Applicants for the Barbara Jackman Zuckert Scholarship must submit a complete application (including a financial aid statement), a letter of application, certification of disability, and a high school or college transcript to the selection committee. Applications must be postmarked no later than May 30, 1997. Applications can be obtained from the George Washington University, Disability Support Services, Marvin Center 436, 800 21st Street, N.W., Washington, DC 20052. Please feel free to call Christy Willis, Director, Disability Support Services, (202) 994- 8250, if you have any further questions.

Ninetieth Anniversary Celebration:

We recently received this picture and press release:

With its March issue, the Matilda Ziegler Magazine for the Blind completed ninety years of uninterrupted publication--a record most print publications cannot match. The Ziegler came into existence in 1907 following the serendipitous meeting of Mrs. William Ziegler, who had a blind son, and a Tennessee newspaper man, Walter G. Holmes, who had a blind brother. He knew how difficult and expensive it was for blind people to find materials they could read with their fingers. For example, the then-popular book, Ben Hur, which cost one dollar in print, cost $10.50 in an embossed form.
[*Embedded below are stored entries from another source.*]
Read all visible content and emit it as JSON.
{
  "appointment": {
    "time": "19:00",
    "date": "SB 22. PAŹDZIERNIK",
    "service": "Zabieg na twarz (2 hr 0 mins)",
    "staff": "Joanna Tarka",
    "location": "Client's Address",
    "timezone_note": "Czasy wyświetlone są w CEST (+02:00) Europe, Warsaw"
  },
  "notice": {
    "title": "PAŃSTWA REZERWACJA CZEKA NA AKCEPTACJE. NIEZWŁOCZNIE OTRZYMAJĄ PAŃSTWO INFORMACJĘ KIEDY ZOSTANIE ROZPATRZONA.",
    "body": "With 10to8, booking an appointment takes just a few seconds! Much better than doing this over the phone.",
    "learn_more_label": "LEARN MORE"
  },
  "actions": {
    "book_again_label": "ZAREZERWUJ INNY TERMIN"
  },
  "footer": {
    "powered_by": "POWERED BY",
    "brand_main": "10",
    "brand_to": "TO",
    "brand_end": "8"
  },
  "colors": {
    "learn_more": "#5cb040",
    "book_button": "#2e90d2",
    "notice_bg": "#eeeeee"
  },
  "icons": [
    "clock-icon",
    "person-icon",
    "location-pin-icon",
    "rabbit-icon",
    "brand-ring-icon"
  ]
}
After meeting Mr. Holmes in 1905, Mrs. Ziegler agreed to pay all the costs of an embossed magazine if he would edit it. To this arrangement he readily agreed, and the first issue was mailed to subscribers in March, 1907. It required two horse-drawn wagons to haul the dozens of mail bags stuffed with the bulky raised-dot publication from the magazine's Manhattan plant to the post office.

At that time Braille was not the most widely-used embossed reading system. The first run of the Ziegler Magazine, therefore, had only 2,000 copies in Braille, but had 5,000 in the popular New York Point.

The Ziegler was a pioneering publication in other ways. It was the first publication to solve the problem of embossing both sides of a sheet of paper without crushing the dots on the first side. What is now called "Free Matter for the Blind or Handicapped" was also pioneered by the magazine. As early as 1904 books lent out by libraries for the blind could be mailed free of postage. In 1910 editor Walter G. Holmes instigated legislation that would allow magazines for the blind also to be mailed postage-free. This legislation was designed specifically to spare the Ziegler from second-class postage but has since benefited every comparable periodical for the blind and physically handicapped.

A free subscription may be had by anyone who can read Braille or has a four-track, half-speed cassette player. For details contact Ziegler Magazine, 80 8th Ave., Room 1304, New York, New York 10011, (212) 242-0263. Fax (212) 633- 1601, e-mail: Home page:

A history of the magazine, The Ziegler Magazine Story, is available free of charge in Braille, standard speed cassette, or large print from the above address.